Mendengar nama itu, ayah dan kedua anaknya segera berpaling menyambut kedatangan adik angkatnya itu.
“Kak, bagaimana ayah kak?” tanya Marlena tergesa-gesa.
“Tenang, tidak apa-apa,” sahut Fajar menenangkan.
“Ayah,” seru Marlena menyalami dan mencium tangan Pak Toha.
“Oh, kau datang nak, syukurlah. Ayah telah merepotkan kalian.”
“Tidak ayah. Maafkan Yah, Lena terlambat.”
“Lho, jadi kapan telegramnya sampai?” kata Fajar heran mendengar ungkapan adiknya merasa terlambat.
“Tadi pagi Kak.”
“Padahal aku kirim kemarin lusa.”
“Yah, biarkan yang penting telah sampai. Toh tidak ada resiko apa-apa,” sahut Fatimah menengahi.
“Masalahnya bukan itu Tim. Ini kan menyangkut pelayanan masyarakat, sebenarnya yang berwenang harus lebih memperhatikan kepentingan masyarakat,” Fajar tidak puas akan pelayanan instansi yang berwenang.
“Aku ngerti, mereka tentu telah berusaha untuk melayani lebih baik. Tapi mungkin ada faktor lain yang menghambat.”
“Sudahlah kak, kenapa harus berdebat masalah itu,” cegah Marlena segera. “Lalu apa ayah tidak lebih baik dibawa ke rumah sakit,” kata Marlena kepada kedua kakaknya setelah meredam rindu.
“Maunya ya begitu, habis ayah menolak,” sahut Fajar.

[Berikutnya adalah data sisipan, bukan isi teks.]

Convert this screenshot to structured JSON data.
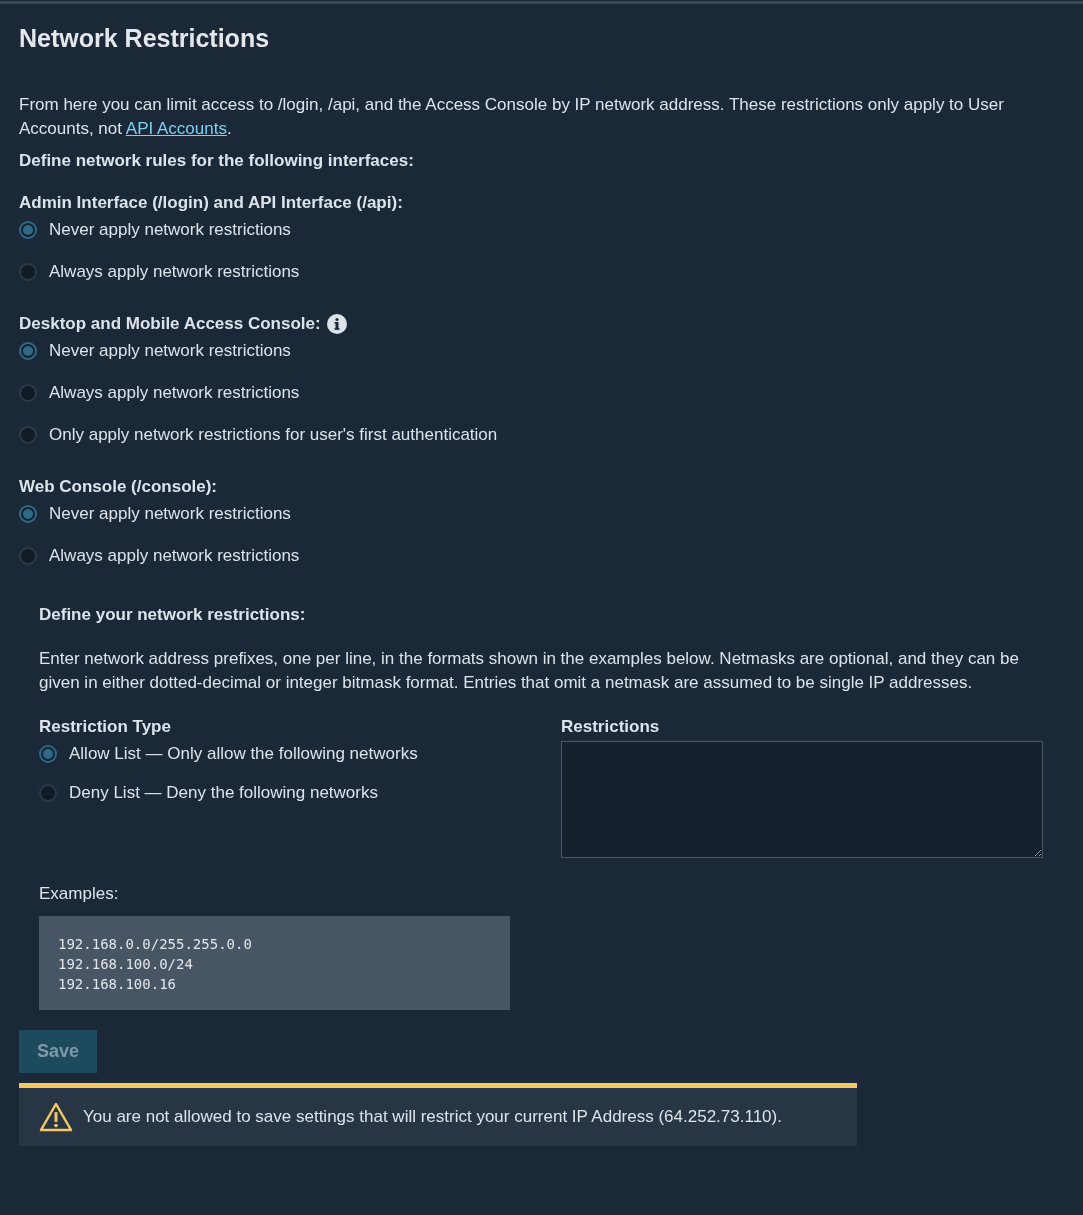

“Sudahlah nak, tidak usah. Ayah lebih tenang di rumah saja,” ujar Pak Toha meyakinkan. “Sebenarnya di sini pun akan lebih baik dari rumah sakit”.
Akhirnya mereka maklum atas kehendak ayahnya itu.
Telah dua hari Marlena berada di rumah. Dengan waktu itu ia curahkan sepenuhnya merawat Pak Toha, meskipun di rumah tinggal pula istri Fajar serta seorang anaknya. Sedang Fajar sendiri harus kembali ke Sampang melaksanakan tugas yang tidak mungkin dapat ditinggalkan.
Kehadiran kedua wanita itu, ternyata banyak menghibur suasana duka Pak Toha. Apalagi Pramunsyi, cucu pertama dari anak Fajar itu, sangat menggemaskan bagi seisi rumah.
Pramunsyi yang masih berumur satu setengah tahun ternyata telah menampakkan gerak gesit serta mampu mengungkapkan kata-kata meski tidak jelas. Untuk itu Marlena sangat senang, bila memomong keponakannya itu.
“Bibi, uyang kapan?” kata Munsyi ketika keduanya sedang asyik bersenda gurau.
“Kenapa mau ikut ya?” seloroh Marlena.
“Iya, Uci ikut. Tapi beyikan mobing-mobingan. Eeenggg ….” kata Munsyi seraya mempraktikkan sebuah mobil dari telapak tangannya.
“Iya deh, tapi ingat Uci tidak boleh nakal,” jawab Marlena bergurau.
Anak kecil itu menggelengkan kepala. Tapi sesaat kemudian tiba-tiba menangis tatkala ibunya hendak pergi meninggalkan rumah.
“Ekut bu,” katanya. Marlena segera membujuknya hingga diam.